Но прошла еще одна ночь, минул еще один день, и все больше беспокоился Владигор, что не там устроил он засаду, что волк, учуяв его присутствие, другой дорогой побежит в городище, в обход, а он, как охотник-недотепа, останется ни с чем.
Настала пятая ночь. Небо тучами затянуло, луны не видно было, и дождь накрапывал, стучал по натянутой холстине шатра, мешая слушать звуки леса. Но дыхание бегущего зверя и тихие удары тяжелых лап о землю Владигор все-таки услышал. Приближались эти звуки, слышнее становились. Волнуясь, Владигор взял в руки ремни, чуть полог шатра приоткрыл. Вдруг хлопок самодельной тетивы раздался, а вслед за ним и страшный волчий вой.

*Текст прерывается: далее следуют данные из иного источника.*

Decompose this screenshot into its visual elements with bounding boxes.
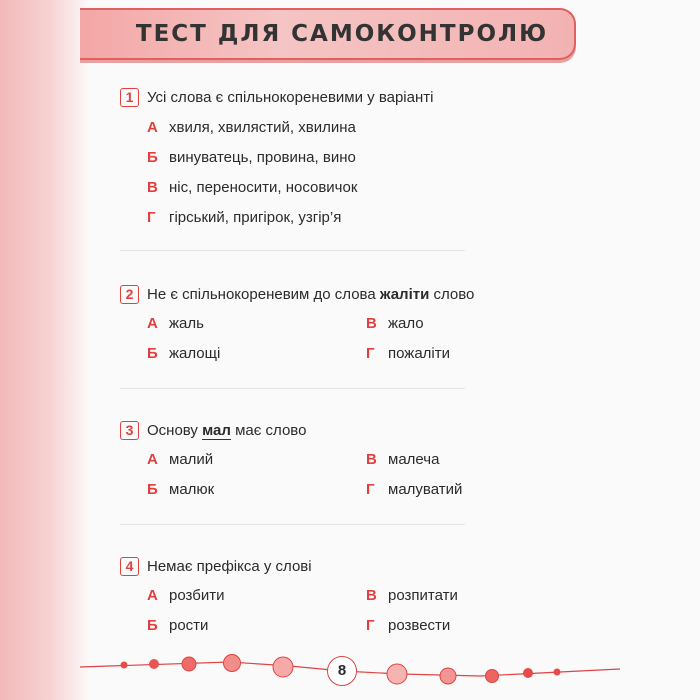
question-number: 4 (120, 557, 139, 576)
question-3 (120, 421, 306, 440)
option-text: малеча (388, 451, 440, 468)
option-text: розбити (169, 587, 225, 604)
question-text: Усі слова є спільнокореневими у варіанті (147, 89, 434, 106)
option-letter: В (366, 587, 377, 604)
option-text: жаль (169, 315, 204, 332)
question-keyword: мал (202, 421, 231, 439)
option[interactable] (147, 451, 213, 468)
option[interactable] (366, 617, 450, 634)
option-letter: Г (366, 345, 375, 362)
page-number: 8 (327, 656, 357, 686)
page-title: ТЕСТ ДЛЯ САМОКОНТРОЛЮ (135, 21, 549, 47)
option-letter: Б (147, 617, 158, 634)
option-letter: А (147, 451, 158, 468)
question-2 (120, 285, 474, 304)
option-letter: Б (147, 481, 158, 498)
question-4 (120, 557, 312, 576)
option[interactable] (366, 315, 424, 332)
question-keyword: жаліти (379, 286, 430, 303)
divider (120, 524, 465, 525)
option[interactable] (147, 481, 214, 498)
option-text: винуватець, провина, вино (169, 149, 356, 166)
option-letter: А (147, 315, 158, 332)
title-banner (80, 8, 576, 60)
option[interactable] (147, 617, 208, 634)
divider (120, 388, 465, 389)
option-text: рости (169, 617, 209, 634)
option-text: малий (169, 451, 214, 468)
option-letter: В (366, 451, 377, 468)
option[interactable] (366, 587, 458, 604)
option-text: хвиля, хвилястий, хвилина (169, 119, 356, 136)
option-letter: А (147, 119, 158, 136)
option[interactable] (147, 315, 204, 332)
question-number: 3 (120, 421, 139, 440)
question-text: Не є спільнокореневим до слова (147, 286, 376, 303)
question-text: має слово (235, 422, 307, 439)
divider (120, 250, 465, 251)
option-text: ніс, переносити, носовичок (169, 179, 358, 196)
question-number: 1 (120, 88, 139, 107)
option[interactable] (147, 149, 356, 166)
question-text: Основу (147, 422, 198, 439)
option-letter: В (147, 179, 158, 196)
option[interactable] (147, 179, 357, 196)
option[interactable] (366, 451, 439, 468)
question-number: 2 (120, 285, 139, 304)
option-text: жалощі (169, 345, 221, 362)
question-text: слово (433, 286, 475, 303)
option-letter: В (366, 315, 377, 332)
option[interactable] (366, 481, 462, 498)
option[interactable] (147, 587, 224, 604)
option-text: пожаліти (388, 345, 451, 362)
option[interactable] (366, 345, 450, 362)
option-text: гірський, пригірок, узгір’я (169, 209, 342, 226)
option-text: жало (388, 315, 424, 332)
question-1 (120, 88, 433, 107)
option-letter: Б (147, 149, 158, 166)
option-letter: Б (147, 345, 158, 362)
option-text: малюк (169, 481, 215, 498)
option[interactable] (147, 345, 220, 362)
page-margin (0, 0, 90, 700)
option-letter: Г (366, 481, 375, 498)
option-text: розвести (388, 617, 451, 634)
option-letter: Г (366, 617, 375, 634)
option[interactable] (147, 209, 341, 226)
question-text: Немає префікса у слові (147, 558, 312, 575)
option-text: малуватий (388, 481, 463, 498)
option-letter: Г (147, 209, 156, 226)
option-text: розпитати (388, 587, 458, 604)
option[interactable] (147, 119, 356, 136)
option-letter: А (147, 587, 158, 604)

Бросился он из шатра на тропку, на которой, корчась от боли, каталось, дрыгало что-то черное, огромное. По лязгу зубов определил, где морда волка, тотчас на нее накинул кожаную петлю и сразу затянул покрепче. После ремнями стянул лапы волчьи, и вот уж неподвижно волк лежал на дороге. Провел рукой по шкуре его густой и от крови липкой, стрелу нащупал, что угодила волку прямо в шею. Вынимать ее не стал, поднял зверя и положил его себе на плечи, а сердце так от радости и билось, и не от охотничьей радости, а от предчувствия, что скоро, как только в городище вернется, все его полюбят и назовут спасителем, героем.
Шел долго по узкой ночной тропинке, и казалось ему, что все тяжелее становится его ноша, чудилось, что и не лохматится под руками волчья шкура, будто глаже она стала. Вот наконец к воротам городища подошел. По времени ночному были заперты они, но не хотелось Владигору дожидаться, покуда стража отворит ворота в положенное время. Закричал:
— Эй, лентяи, отворяйте! Волка вам принес, который детей ваших кусал!
Возглас этот был услышан тотчас. Ворота заскрипели, отворились. На площади, где жители обычно собирались, замелькали факелы. Все, несмотря на время ночное, возбужденно и радостно кричали, передавая один другому радостную весть. На площадь стали сбегаться обитатели городища с криками:
— Где? Где волк?!
— Кто его убил?
— А, говорят, тот пришлый витязь, с уродливым лицом, страшила!
Владигор, все эти разговоры слыша, не обижался. Ношу свою на землю не опускал, так и держал на плечах ее, а когда обступил его народ, сказал, гордясь собственным успехом:
— Вот, горожане, зверь, который ваших детей губил!
Но смотрели люди на тело, которое опустил он на землю, не с ненавистью, а с какой-то жалостью, с сочувствием. Вырвав факел из рук стоящего рядом человека, приблизил пламя к телу, — не волк, а человек это был! Руки и ноги стянуты ремнями, кожаная петля охватывала от подбородка до темени голову, из-под мышки стрела торчала, кровь сочилась оттуда.